Sharing A Nvidia GPU Between Pods In Kubernetes

#kubernetes #devops #programming #docker

As larger graphical-based workloads (like building Models) becomes more of a need for organizations, the ability to use GPUs is increasing. The problem is that it’s incredibly expensive. For example, if you want to get a few Nvidia H100’s in a Kubernetes cluster in the cloud, you’re looking at hundreds of thousands of dollars in cost.

With GPU sharing, that cost and overall management of infrastructure decreases significantly.
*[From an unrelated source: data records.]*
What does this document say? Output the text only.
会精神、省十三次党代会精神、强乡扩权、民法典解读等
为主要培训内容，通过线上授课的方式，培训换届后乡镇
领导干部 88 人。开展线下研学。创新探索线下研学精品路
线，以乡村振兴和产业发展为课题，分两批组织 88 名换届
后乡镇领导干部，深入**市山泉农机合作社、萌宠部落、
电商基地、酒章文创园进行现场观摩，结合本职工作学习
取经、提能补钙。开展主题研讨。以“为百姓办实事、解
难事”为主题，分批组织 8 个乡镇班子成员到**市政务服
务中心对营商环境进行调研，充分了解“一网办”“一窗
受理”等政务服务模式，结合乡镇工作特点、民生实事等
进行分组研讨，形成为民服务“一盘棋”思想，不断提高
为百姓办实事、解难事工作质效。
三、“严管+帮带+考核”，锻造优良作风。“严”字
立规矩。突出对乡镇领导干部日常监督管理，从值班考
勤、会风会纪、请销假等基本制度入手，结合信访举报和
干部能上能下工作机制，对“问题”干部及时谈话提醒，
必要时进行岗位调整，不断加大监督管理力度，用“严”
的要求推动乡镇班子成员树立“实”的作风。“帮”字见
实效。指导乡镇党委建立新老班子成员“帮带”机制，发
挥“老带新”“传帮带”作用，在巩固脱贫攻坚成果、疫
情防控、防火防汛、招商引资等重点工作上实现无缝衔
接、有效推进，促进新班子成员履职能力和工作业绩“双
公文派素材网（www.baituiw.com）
In this blog post, you’ll learn how to implement sharing of Nvidia GPUs.

The Benefit

As it stands right now, GPUs are incredibly expensive. If you look at a lot of the large “AI Factories” out of places like OpenAI, they’re spending billions of dollars just to have enough hardware to run Models.

There are two big things to think about here:

That’s a lot of hardware/infrastructure to manage.
It’s very expensive.

Having the ability to share one GPU, much like memory/CPU/Worker Nodes are shared in a Kubernetes cluster for multiple Pods, allows organizations to not only take advantage of using GPUs, but it keeps costs down and makes graphical-based workloads more readily available.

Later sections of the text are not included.